One thing I did not expect: HPA can use this now. You can resize vertically first and only scale out horizontally when needed. VPA integration is reportedly landing in 1.36, but even today this is practical with custom metrics.
KYAML Is the Default kubectl Output
This one can surprise people. kubectl now emits KYAML by default instead of regular YAML. KYAML is stricter and avoids common parsing mistakes, including the classic case where NO gets treated as boolean false.
If your scripts parse kubectl output, run tests before upgrading. Most scripts will be fine, but edge cases are real. You can temporarily switch back:
export KUBECTL_KYAML=false
I ran our CI pipeline with KYAML enabled and found two breakages:
- A script expecting bare
yesandnoin ConfigMaps now receives quoted values, which broke a string comparison. - Some multi-line strings are rendered in a slightly different flow style.
Both fixes were small, but this is exactly the kind of issue that’s annoying to debug under production pressure.
DRA Keeps Improving
Dynamic Resource Allocation is not new in 1.35, but it keeps getting better.

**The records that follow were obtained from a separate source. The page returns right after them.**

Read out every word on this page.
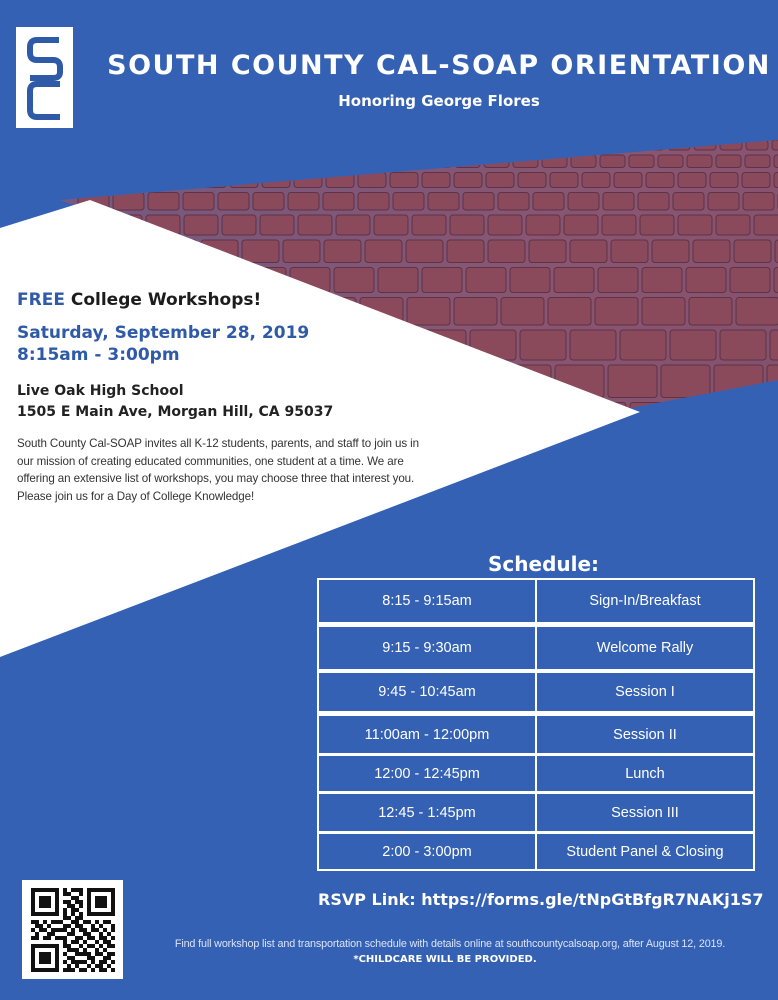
SOUTH COUNTY CAL-SOAP ORIENTATION
Honoring George Flores
FREE College Workshops!
Saturday, September 28, 2019
8:15am - 3:00pm
Live Oak High School
1505 E Main Ave, Morgan Hill, CA 95037
South County Cal-SOAP invites all K-12 students, parents, and staff to join us in our mission of creating educated communities, one student at a time. We are offering an extensive list of workshops, you may choose three that interest you. Please join us for a Day of College Knowledge!
Schedule:
8:15 - 9:15am	Sign-In/Breakfast
9:15 - 9:30am	Welcome Rally
9:45 - 10:45am	Session I
11:00am - 12:00pm	Session II
12:00 - 12:45pm	Lunch
12:45 - 1:45pm	Session III
2:00 - 3:00pm	Student Panel & Closing
RSVP Link: https://forms.gle/tNpGtBfgR7NAKj1S7
Find full workshop list and transportation schedule with details online at southcountycalsoap.org, after August 12, 2019.
*CHILDCARE WILL BE PROVIDED.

Device claims are more predictable now, and scheduling hints seem to line up better with gang scheduling.
For our GPU workloads, DRA claim resolution feels faster. On 1.34 we sometimes saw delays of 10 to 15 seconds between pod scheduling and GPU allocation. On 1.35, it’s usually under three seconds. I have not dug into whether that comes from a specific fix or just scheduler improvements stacking up.
What I Changed in Our Clusters
After testing, this is what I’m rolling out:
- Enable gang scheduling in staging for distributed training jobs, then run it for a month before deciding on production.
- Move inference pods to in-place resize instead of deleting and recreating pods with new resource requests.
- Update CI scripts for KYAML compatibility before production upgrades.
- Keep DRA config as is, but keep watching allocation latency.
The Bigger Picture
Kubernetes is clearly becoming the default operations layer for AI infrastructure. Gang scheduling, in-place resize, and DRA together make serious ML workloads much more practical without adding extra schedulers.
A year ago I would’ve said, “Use Slurm” for multi-node GPU training and move on. Now it’s not that simple. For common cases, Kubernetes 1.35 is good enough that running one platform for everything starts to win.
Gang scheduling being alpha is still the main caveat. For inference-heavy clusters, though, stable in-place resize alone is a strong reason to upgrade.
If you’re planning a rollout, start by validating CI/CD scripts against KYAML. That’s where quiet breakage tends to hide. The new scheduling features are opt-in, so they will not surprise you.